La technologie satellitaire serait-elle donc l’arme fatale pour épingler les auteurs de crimes de masse ? La réponse est plus que nuancée, car de multiples facteurs limitent l’efficacité de la surveillance satellitaire : la présence de nuages ou de forêts où des crimes se déroulent, le coût élevé des clichés par des satellites commerciaux, même si des rabais sont accordés aux ONG de droits de l’homme, la nécessité encore d’avoir des sources humaines au sol pour marquer le territoire à surveiller du ciel et enrichir les informations récoltées, le manque d’analystes capable de « lire » et d’interpréter les images et l’absence encore de protocole et de méthodologie standardisés admis par les tribunaux. De fait, les juges ont besoin d’un témoin expert pour expliquer les clichés satellitaires, car ceux-ci ne sont pas suffisamment explicites par eux-mêmes. A l’heure actuelle, selon les juridictions internationales, les images satellitaires ne constituent pas en elles-mêmes une preuve suffisante des crimes commis, même si elles représentent cependant un élément clef pour corroborer des accusations.
Image du village d'Idlib, en Syrie, où 22 enfants et 6 professeurs furent tués le 27 octobre 2016 (Ministère russe de la défense montrée sur RT, 27.10.2016)

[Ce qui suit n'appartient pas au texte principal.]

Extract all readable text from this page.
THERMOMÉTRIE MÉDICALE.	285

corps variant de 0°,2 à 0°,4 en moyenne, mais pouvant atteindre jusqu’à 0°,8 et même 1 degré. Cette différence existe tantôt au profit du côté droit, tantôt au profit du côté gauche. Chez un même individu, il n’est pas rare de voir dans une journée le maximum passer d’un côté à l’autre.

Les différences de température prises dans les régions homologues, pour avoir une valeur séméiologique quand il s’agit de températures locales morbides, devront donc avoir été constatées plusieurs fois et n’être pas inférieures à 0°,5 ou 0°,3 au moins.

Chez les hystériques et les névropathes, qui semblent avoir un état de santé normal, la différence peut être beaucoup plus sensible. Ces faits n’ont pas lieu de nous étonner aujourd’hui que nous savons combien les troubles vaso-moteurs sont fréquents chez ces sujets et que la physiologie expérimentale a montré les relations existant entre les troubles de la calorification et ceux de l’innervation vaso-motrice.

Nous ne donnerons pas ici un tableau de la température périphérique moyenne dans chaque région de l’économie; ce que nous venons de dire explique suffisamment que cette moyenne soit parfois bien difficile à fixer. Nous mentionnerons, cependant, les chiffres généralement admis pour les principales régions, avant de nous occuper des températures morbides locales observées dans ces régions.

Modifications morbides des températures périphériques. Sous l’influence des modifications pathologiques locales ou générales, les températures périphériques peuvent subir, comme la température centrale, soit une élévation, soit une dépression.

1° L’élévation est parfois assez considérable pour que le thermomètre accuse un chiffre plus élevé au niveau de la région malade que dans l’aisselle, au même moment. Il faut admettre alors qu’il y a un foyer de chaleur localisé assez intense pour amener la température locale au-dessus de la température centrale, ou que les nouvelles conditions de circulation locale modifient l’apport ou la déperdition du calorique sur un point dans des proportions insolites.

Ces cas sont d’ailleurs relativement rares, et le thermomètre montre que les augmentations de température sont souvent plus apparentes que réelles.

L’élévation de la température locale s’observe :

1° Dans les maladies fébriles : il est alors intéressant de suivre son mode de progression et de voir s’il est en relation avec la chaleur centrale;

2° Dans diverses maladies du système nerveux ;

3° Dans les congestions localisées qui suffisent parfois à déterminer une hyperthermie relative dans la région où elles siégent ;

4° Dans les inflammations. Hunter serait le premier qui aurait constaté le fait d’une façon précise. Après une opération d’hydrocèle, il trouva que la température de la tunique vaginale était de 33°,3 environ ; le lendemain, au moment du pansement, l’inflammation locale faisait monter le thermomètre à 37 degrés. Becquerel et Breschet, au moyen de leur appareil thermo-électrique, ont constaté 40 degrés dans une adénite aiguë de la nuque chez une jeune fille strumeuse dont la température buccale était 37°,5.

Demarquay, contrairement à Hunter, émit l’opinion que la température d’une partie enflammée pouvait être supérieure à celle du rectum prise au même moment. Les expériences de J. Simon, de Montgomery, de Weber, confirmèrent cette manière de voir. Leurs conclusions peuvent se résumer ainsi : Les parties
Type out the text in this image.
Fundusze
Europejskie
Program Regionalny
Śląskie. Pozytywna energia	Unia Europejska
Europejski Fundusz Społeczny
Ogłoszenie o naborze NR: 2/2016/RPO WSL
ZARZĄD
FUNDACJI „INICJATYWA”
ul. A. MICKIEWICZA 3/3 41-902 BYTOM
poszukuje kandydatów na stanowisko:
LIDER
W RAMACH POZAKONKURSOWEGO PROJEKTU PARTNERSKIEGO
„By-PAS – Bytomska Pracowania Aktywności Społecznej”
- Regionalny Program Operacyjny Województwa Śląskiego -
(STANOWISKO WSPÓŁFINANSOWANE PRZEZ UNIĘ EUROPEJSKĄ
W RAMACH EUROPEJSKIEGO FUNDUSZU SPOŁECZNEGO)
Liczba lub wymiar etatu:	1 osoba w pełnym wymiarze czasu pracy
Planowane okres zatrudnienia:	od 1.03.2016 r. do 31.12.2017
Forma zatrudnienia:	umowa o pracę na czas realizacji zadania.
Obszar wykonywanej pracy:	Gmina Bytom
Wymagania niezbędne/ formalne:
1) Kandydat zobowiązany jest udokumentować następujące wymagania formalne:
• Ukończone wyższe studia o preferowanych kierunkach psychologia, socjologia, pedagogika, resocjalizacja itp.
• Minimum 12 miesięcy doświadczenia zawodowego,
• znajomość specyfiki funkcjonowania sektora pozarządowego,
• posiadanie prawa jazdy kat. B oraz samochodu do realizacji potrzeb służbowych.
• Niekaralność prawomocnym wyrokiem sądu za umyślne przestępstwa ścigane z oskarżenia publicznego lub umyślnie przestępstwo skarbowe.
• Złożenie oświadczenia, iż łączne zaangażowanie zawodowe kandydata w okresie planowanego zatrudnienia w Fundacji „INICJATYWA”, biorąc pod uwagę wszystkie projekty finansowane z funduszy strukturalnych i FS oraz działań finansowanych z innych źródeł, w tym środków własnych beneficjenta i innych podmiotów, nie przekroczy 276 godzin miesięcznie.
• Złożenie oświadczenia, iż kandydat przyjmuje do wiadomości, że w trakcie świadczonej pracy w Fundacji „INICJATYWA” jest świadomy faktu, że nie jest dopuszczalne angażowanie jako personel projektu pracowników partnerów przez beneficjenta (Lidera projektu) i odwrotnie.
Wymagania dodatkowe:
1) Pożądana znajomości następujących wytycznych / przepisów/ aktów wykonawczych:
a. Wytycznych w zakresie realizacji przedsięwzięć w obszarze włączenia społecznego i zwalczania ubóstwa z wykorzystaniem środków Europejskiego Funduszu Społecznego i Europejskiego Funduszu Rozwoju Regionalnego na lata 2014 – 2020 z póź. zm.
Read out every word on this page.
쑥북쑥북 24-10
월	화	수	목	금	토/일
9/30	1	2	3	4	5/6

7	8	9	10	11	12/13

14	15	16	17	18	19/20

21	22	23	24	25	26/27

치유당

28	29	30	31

Les contre-stratégies des Etats
Les Etats, surtout ceux qui disposent de fortes capacités technologiques ont parfaitement compris le danger des images qui, prises depuis l’espace, se moquent des frontières et pourraient épingler des combattants suspectés d’avoir commis des crimes de guerre. Ils ont donc développé des contre-stratégies, en recourant eux-mêmes à la technologie satellitaire et aux drones afin de manipuler l’information. C’est ce qu’explique Josh Lyons, l’un des meilleurs experts dans l’analyse des images. Depuis 2012, Josh Lyons travaille pour Human Rights Watch (HRW). Il s’est notamment intéressé à la destruction de l’école d’Idlib en Syrie en octobre 2016, qui causa la mort de vingt-deux enfants et de six professeurs. La chaîne Russian Television affirmait, images de drones à l’appui, que vu l’absence tant de dommages sur le toit de l’école que de cratère, l’aviation russe n’avait pas attaqué cette école, contrairement à ce qu’affirmaient les casques blancs et HRW.
Après de patiente analyses corroborées par des informations de personnes sur place, Josh Lyons a démontré que l’aviation russe – la seule à survoler ce territoire - avait largué une bombe munie d’un parachute qui a explosé à trois mètres du sol, c’est-à-dire sans endommager le toit de l’école ni provoquer de cratère. Un travail méticuleux d’analyse, mais presque vain, note Josh Lyons : « Il m’a fallu une semaine de travail, alors qu’entretemps l’intérêt médiatique s’était déplacé ailleurs ».
Dans la guerre de l’information que se livrent tous les protagonistes, les règles du jeu sont en train de changer. Pendant quelques années, les très grandes organisations de défense des droits de l’homme avaient pris l’ascendant technologique grâce aux images satellitaires. Les gouvernements qui en ont les capacités – et il ne s’agit pas seulement de la Russie – utilisent la technologie pour faire triompher leur narratif dans l’espace public et jeter le trouble. Du manque d’images, nous sommes passés au trop plein d’images. A l’heure des fake news et autres « réalités alternatives », cette guerre des récits sur les crimes de guerre s’étend désormais aux images venues du ciel.